I use AWS Cloudwatch and PagerDuty together on a daily basis. Cloudwatch monitors your infrastructure in the AWS cloud environment. PagerDuty is a SaaS tool that specializes in incident response; it’s great for setting up monitoring alerts and notifying the correct person when something goes wrong in your infrastructure.
If you’re already using AWS Cloudwatch, integrating PagerDuty isn’t a hard task. There are two ways you can set up alerts with these two services: through integration on a PagerDuty service, or via Global Event Rules. I’d recommend Global Event Rules if you plan to build different alerts based on the payload from AWS.
First, you need to configure PagerDuty. From the Configuration menu, select Event Rules. Copy your Integration Key from the Event Rules screen; the Integration URL will be https://events.pagerduty.com/x-ere/[YOUR_INTEGRATION_KEY].

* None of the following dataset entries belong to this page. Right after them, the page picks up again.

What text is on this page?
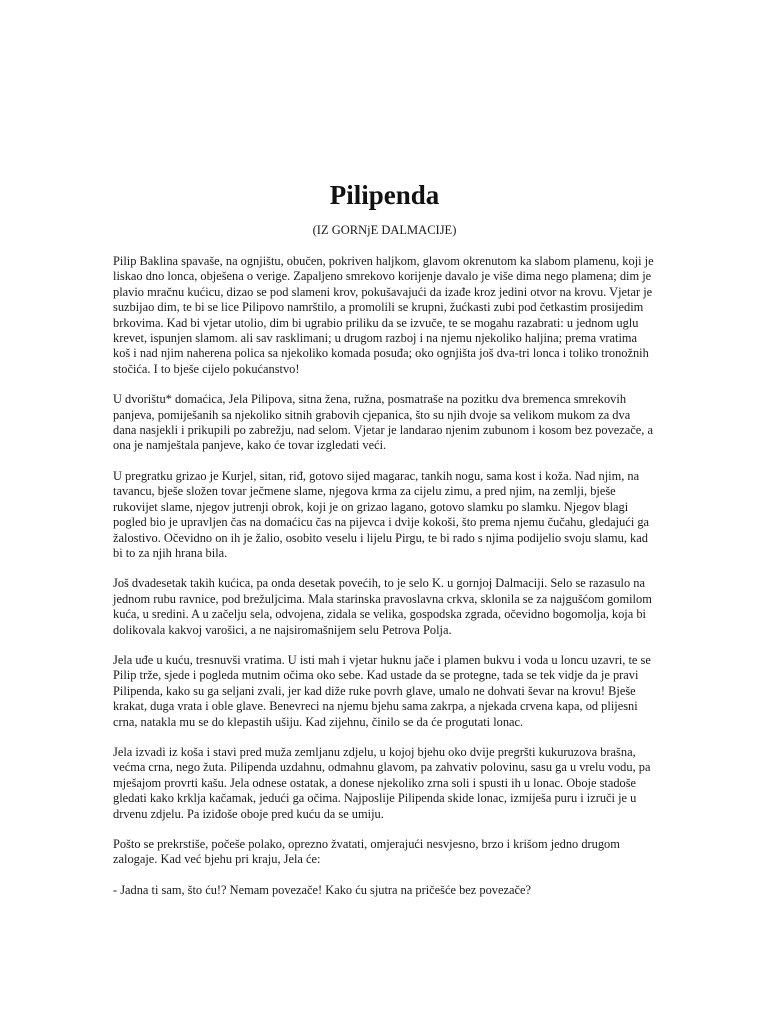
Pilipenda
(IZ GORNjE DALMACIJE)

Pilip Baklina spavaše, na ognjištu, obučen, pokriven haljkom, glavom okrenutom ka slabom plamenu, koji je liskao dno lonca, obješena o verige. Zapaljeno smrekovo korijenje davalo je više dima nego plamena; dim je plavio mračnu kućicu, dizao se pod slameni krov, pokušavajući da izađe kroz jedini otvor na krovu. Vjetar je suzbijao dim, te bi se lice Pilipovo namrštilo, a promolili se krupni, žućkasti zubi pod četkastim prosijedim brkovima. Kad bi vjetar utolio, dim bi ugrabio priliku da se izvuče, te se mogahu razabrati: u jednom uglu krevet, ispunjen slamom. ali sav rasklimani; u drugom razboj i na njemu njekoliko haljina; prema vratima koš i nad njim naherena polica sa njekoliko komada posuđa; oko ognjišta još dva-tri lonca i toliko tronožnih stočića. I to bješe cijelo pokućanstvo!

U dvorištu* domaćica, Jela Pilipova, sitna žena, ružna, posmatraše na pozitku dva bremenca smrekovih panjeva, pomiješanih sa njekoliko sitnih grabovih cjepanica, što su njih dvoje sa velikom mukom za dva dana nasjekli i prikupili po zabrežju, nad selom. Vjetar je landarao njenim zubunom i kosom bez povezače, a ona je namještala panjeve, kako će tovar izgledati veći.

U pregratku grizao je Kurjel, sitan, riđ, gotovo sijed magarac, tankih nogu, sama kost i koža. Nad njim, na tavancu, bješe složen tovar ječmene slame, njegova krma za cijelu zimu, a pred njim, na zemlji, bješe rukovijet slame, njegov jutrenji obrok, koji je on grizao lagano, gotovo slamku po slamku. Njegov blagi pogled bio je upravljen čas na domaćicu čas na pijevca i dvije kokoši, što prema njemu čučahu, gledajući ga žalostivo. Očevidno on ih je žalio, osobito veselu i lijelu Pirgu, te bi rado s njima podijelio svoju slamu, kad bi to za njih hrana bila.

Još dvadesetak takih kućica, pa onda desetak povećih, to je selo K. u gornjoj Dalmaciji. Selo se razasulo na jednom rubu ravnice, pod brežuljcima. Mala starinska pravoslavna crkva, sklonila se za najgušćom gomilom kuća, u sredini. A u začelju sela, odvojena, zidala se velika, gospodska zgrada, očevidno bogomolja, koja bi dolikovala kakvoj varošici, a ne najsiromašnijem selu Petrova Polja.

Jela uđe u kuću, tresnuvši vratima. U isti mah i vjetar huknu jače i plamen bukvu i voda u loncu uzavri, te se Pilip trže, sjede i pogleda mutnim očima oko sebe. Kad ustade da se protegne, tada se tek vidje da je pravi Pilipenda, kako su ga seljani zvali, jer kad diže ruke povrh glave, umalo ne dohvati ševar na krovu! Bješe krakat, duga vrata i oble glave. Benevreci na njemu bjehu sama zakrpa, a njekada crvena kapa, od plijesni crna, natakla mu se do klepastih ušiju. Kad zijehnu, činilo se da će progutati lonac.

Jela izvadi iz koša i stavi pred muža zemljanu zdjelu, u kojoj bjehu oko dvije pregršti kukuruzova brašna, većma crna, nego žuta. Pilipenda uzdahnu, odmahnu glavom, pa zahvativ polovinu, sasu ga u vrelu vodu, pa mješajom provrti kašu. Jela odnese ostatak, a donese njekoliko zrna soli i spusti ih u lonac. Oboje stadoše gledati kako krklja kačamak, jedući ga očima. Najposlije Pilipenda skide lonac, izmiješa puru i izruči je u drvenu zdjelu. Pa iziđoše oboje pred kuću da se umiju.

Pošto se prekrstiše, počeše polako, oprezno žvatati, omjerajući nesvjesno, brzo i krišom jedno drugom zalogaje. Kad već bjehu pri kraju, Jela će:

- Jadna ti sam, što ću!? Nemam povezače! Kako ću sjutra na pričešće bez povezače?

Configure AWS Management Console
Now you can take this information to the AWS Management Console:
- Search for SNS (Simple Notification Service) in the Services bar at the top of the console. Select Topics and Create Topic.
- Enter a Topic Name. You will most likely want to keep this similar to the name of your PagerDuty service. Enter a Display Name, then click Create Topic.
- Select Subscriptions on the left side, then click Create Subscription.
- Make sure HTTPS is the selected protocol, then paste your Integration URL in the Endpoint field. Make sure “Enable raw message delivery” is unchecked. The subscription should now be automatically confirmed.
- At the top of the page in the Services field, search for ECS. Select Instances, then find the instance where you already have Cloudwatch alerts set up.
- Click the Instance checkbox, then click Actions. Select CloudWatch Monitoring, then select Add/Edit Alarms.
- Click Create Alarm and specify the parameters for your alarms.
PagerDuty will now send the infrastructure alerts to the right person.
There are more intricate ways to set up alarms in Cloudwatch and PagerDuty. Both allow for very specific metrics to be monitored, which is great when you need to find out what could’ve caused an unusual issue. They’re very powerful tools to use in unison with each other.